I think many of the beginners face this issue while implementing binary search . A little help would be appreciated

So basically there are confusion regarding

while(l<h) or while(l<=h) or while(h-l>1)

m=(l+h+1)/2 or m=l+(h-l)/2 or m=(l+h)/2

h=arr.size() or h=arr.size()-1

• +8

 » 11 months ago, # |   +21 Just think what exactly you want to happen for intervals of size 1, 2 or 3.You can watch my video here, https://www.youtube.com/watch?v=GU7DpgHINWQ.
•  » » 11 months ago, # ^ |   0 In the description section of your video you recommended solving leetcode binary search problems. Actually I was solving this problem from leetcode : problemIn the discuss forum on leetcode : link the great StefanPochmann explained a rather new solution which I am unable to understand. Can you help me with that. Also nice video:)
•  » » » 11 months ago, # ^ |   -9 It's something unique for this problem so you won't use it in other problems anyway ;p the important thing is to understand when you should go to the right, when to the left.What he does is he imagines that one part of the sequence is changed into -INF or +INF what tells you to go right or left respectively.
•  » » » » 11 months ago, # ^ |   0 Yes. Thanks StefanPochmann just never fails to amaze me. His solutions are so concise and are like if himself set the question XD.
•  » » 11 months ago, # ^ |   +10 Literally the best video on binary search .
 » 11 months ago, # |   -8 Here is what I do: int start = 0; int end = n - 1; while (start <= end) { int mid = (start + end) / 2; if (check(mid)) LOGIC1 else LOGIC2 } The key is to think about what your binary searched values will look like (TTTTTFFFFFF? or opposite) and then about which one you want (first occurrence of T? last occurrence of F?) which mostly depends on the problem and how you defined true/false values. Then you can select either start = mid + 1 or end = mid — 1 in the LOGIC places I wrote. I select these by thinking about what happens at the end case (the destination where we have either TF or FT transition).
•  » » 11 months ago, # ^ |   0 Thanks.
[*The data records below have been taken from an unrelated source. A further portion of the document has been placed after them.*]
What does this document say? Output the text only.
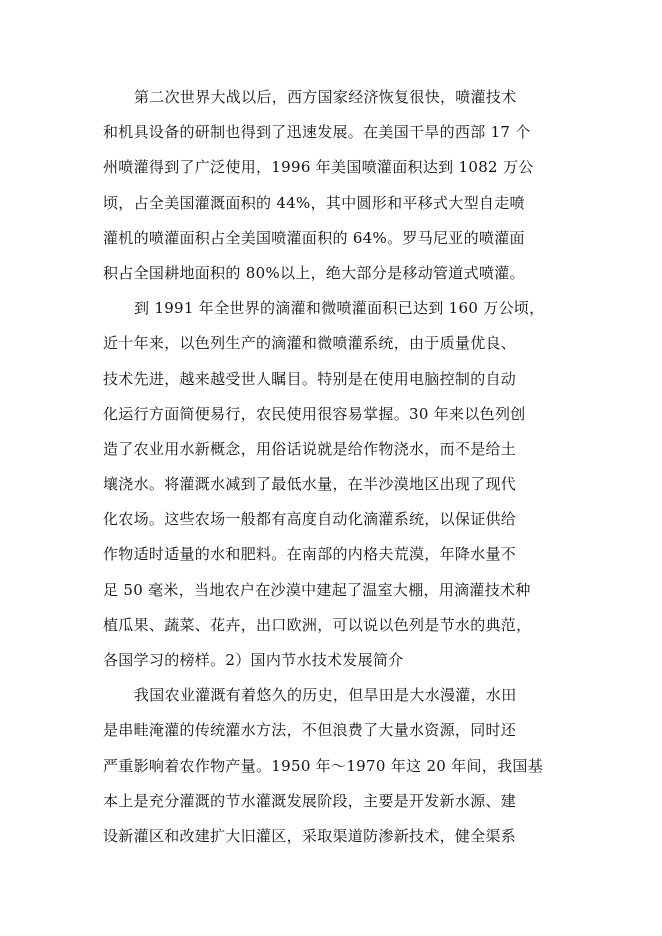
第二次世界大战以后，西方国家经济恢复很快，喷灌技术
和机具设备的研制也得到了迅速发展。在美国干旱的西部 17 个
州喷灌得到了广泛使用，1996 年美国喷灌面积达到 1082 万公
顷，占全美国灌溉面积的 44%，其中圆形和平移式大型自走喷
灌机的喷灌面积占全美国喷灌面积的 64%。罗马尼亚的喷灌面
积占全国耕地面积的 80%以上，绝大部分是移动管道式喷灌。
到 1991 年全世界的滴灌和微喷灌面积已达到 160 万公顷，
近十年来，以色列生产的滴灌和微喷灌系统，由于质量优良、
技术先进，越来越受世人瞩目。特别是在使用电脑控制的自动
化运行方面简便易行，农民使用很容易掌握。30 年来以色列创
造了农业用水新概念，用俗话说就是给作物浇水，而不是给土
壤浇水。将灌溉水减到了最低水量，在半沙漠地区出现了现代
化农场。这些农场一般都有高度自动化滴灌系统，以保证供给
作物适时适量的水和肥料。在南部的内格夫荒漠，年降水量不
足 50 毫米，当地农户在沙漠中建起了温室大棚，用滴灌技术种
植瓜果、蔬菜、花卉，出口欧洲，可以说以色列是节水的典范，
各国学习的榜样。2）国内节水技术发展简介
我国农业灌溉有着悠久的历史，但旱田是大水漫灌，水田
是串畦淹灌的传统灌水方法，不但浪费了大量水资源，同时还
严重影响着农作物产量。1950 年～1970 年这 20 年间，我国基
本上是充分灌溉的节水灌溉发展阶段，主要是开发新水源、建
设新灌区和改建扩大旧灌区，采取渠道防渗新技术，健全渠系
The prefix suffix part is really helpful
 » 11 months ago, # |   0 I don't think that makes a difference.PS: I wonder if the second implementation is correct?
 » 11 months ago, # |   0 What I do is one of 2 of the following, depending on the problem i'm solving: int lo=begin, hi=end; //the range(inclusive) while (lo
•  » » 25 hours ago, # ^ |   0 Hi, Can you please explain why mid = (lo+hi+1)/2 and not mid=(lo+hi)/2 in the second implementation ??Thanks
 » 11 months ago, # | ← Rev. 3 →   +10 while(low <= high) { mid = (low + high ) / 2. /// if u use long long . else mid = (low + (high — low)/2) /// if int as it would be safe. do something with mid. store the result of mid if needed. then either low = mid + 1 , or high = mid -1 . }